The right to freedom of expression is being whittled away, person by person, law by law, and innocent and peaceful people are every day suffering the consequences. It is not a problem isolated to a faraway land. The crackdown of free expression reverberates around the planet.

The aims of the Campaign for Free Expression are to increase public awareness of these threats; discuss and develop plans to fight back, both in the world’s halls of power and at the grassroots; and to demonstrate that people value their right to freedom of expression and are eager to exercise it.

We hope you join us.


Frequently Asked Questions

What is the Campaign for Free Expression?

The Campaign for Free Expression is an initiative of the Center for Inquiry to raise awareness regarding one of the most foundational human rights: the freedom to speak and to express one’s views without persecution or oppression.

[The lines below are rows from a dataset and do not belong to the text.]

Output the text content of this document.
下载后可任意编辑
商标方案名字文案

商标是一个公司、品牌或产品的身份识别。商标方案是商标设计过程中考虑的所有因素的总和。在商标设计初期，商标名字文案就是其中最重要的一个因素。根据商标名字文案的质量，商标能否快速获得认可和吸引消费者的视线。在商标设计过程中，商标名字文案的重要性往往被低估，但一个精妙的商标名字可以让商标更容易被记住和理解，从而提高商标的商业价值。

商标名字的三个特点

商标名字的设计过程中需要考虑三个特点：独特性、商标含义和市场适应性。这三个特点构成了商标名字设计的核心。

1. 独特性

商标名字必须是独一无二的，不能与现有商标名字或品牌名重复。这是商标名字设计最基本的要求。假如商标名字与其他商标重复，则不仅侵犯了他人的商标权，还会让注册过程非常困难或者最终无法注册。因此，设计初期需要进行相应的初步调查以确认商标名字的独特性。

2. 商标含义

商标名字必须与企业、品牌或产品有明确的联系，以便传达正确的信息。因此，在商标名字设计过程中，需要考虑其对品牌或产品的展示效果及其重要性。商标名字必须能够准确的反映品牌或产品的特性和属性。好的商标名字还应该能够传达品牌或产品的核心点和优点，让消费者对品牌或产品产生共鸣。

But isn’t free expression protected in the United States?

Yes, but Americans are fortunate. Around the world, people routinely face social and legal punishment simply for stating their position on topics such as religion, whether they are expressing their belief in a given faith or their doubts. This is where the Campaign is focused.

What is the purpose or goal of the Campaign?

CFI launched this Campaign with two goals.

First, we seek to raise consciousness about the insidious prevalence of laws around the world that restrict freedom of expression, as well as the disturbing number of cases in which peaceful people have been targeted and punished simply for stating their views on religion.

Second, we want people to take action: to make others aware of the current situation; to contact governmental leaders, diplomats, and others in positions of influence over laws and social norms regarding free expression; and to reach out and support those who are right now being oppressed and persecuted by blasphemy laws and similar restrictions.

Through accomplishing these aims, we hope to show the world that the freedom of expression enjoys broad, global support.

What is the Campaign doing to achieve these aims?

A number of things, central of which is launching a website, www.centerforinquiry.net/cfe. This website details laws and cases of expression being restricted, allowing people to learn about many of the current threats to free expression, along with featuring advocacy material like petitions and action alerts.

This is happening in concert with the political advocacy that CFI has been doing for years at both the on Capitol Hill and at the United Nations.

Where does CFI/the Campaign stand on inflammatory speech, such as burning a Qu’ran?

CFI considers such speech on a case-by-case basis. In the case of burning a Qu’ran, we would rather people read and discuss the book as a more constructive alternative to an act that might only cause anger. But the point of this Campaign is to raise awareness about why freedom of expression is a universal human right. We might not agree with the burning of a Qu’ran, but we oppose attempts to punish those who do.

How can you say free expression is a universal human right? Many people do not agree with that.

Several international agreements state explicitly that freedom of expression is a universal human right.

This right was first recognized in 1948 in United Nations’ Universal Declaration of Human Rights (Article 19) and was given the force of international law in 1966 by the International Covenant on Civil and Political Rights (Article 19). Article 19 of the ICCPR reads that:

“Everyone shall have the right to freedom of expression; this right shall include freedom to seek, receive and impart information and ideas of all kinds, regardless of frontiers, either orally, in writing or in print, in the form of art, or through any other media of his choice.” (ICCPR, Article 19)

These agreements are not arbitrary, nor are they based on an exclusively Western interpretation of values. They are based on a universally recognizable secular humanist moral code that leaves private and personal beliefs for homes and churches and values freedom of conscience, reason, and naturalism in the public square.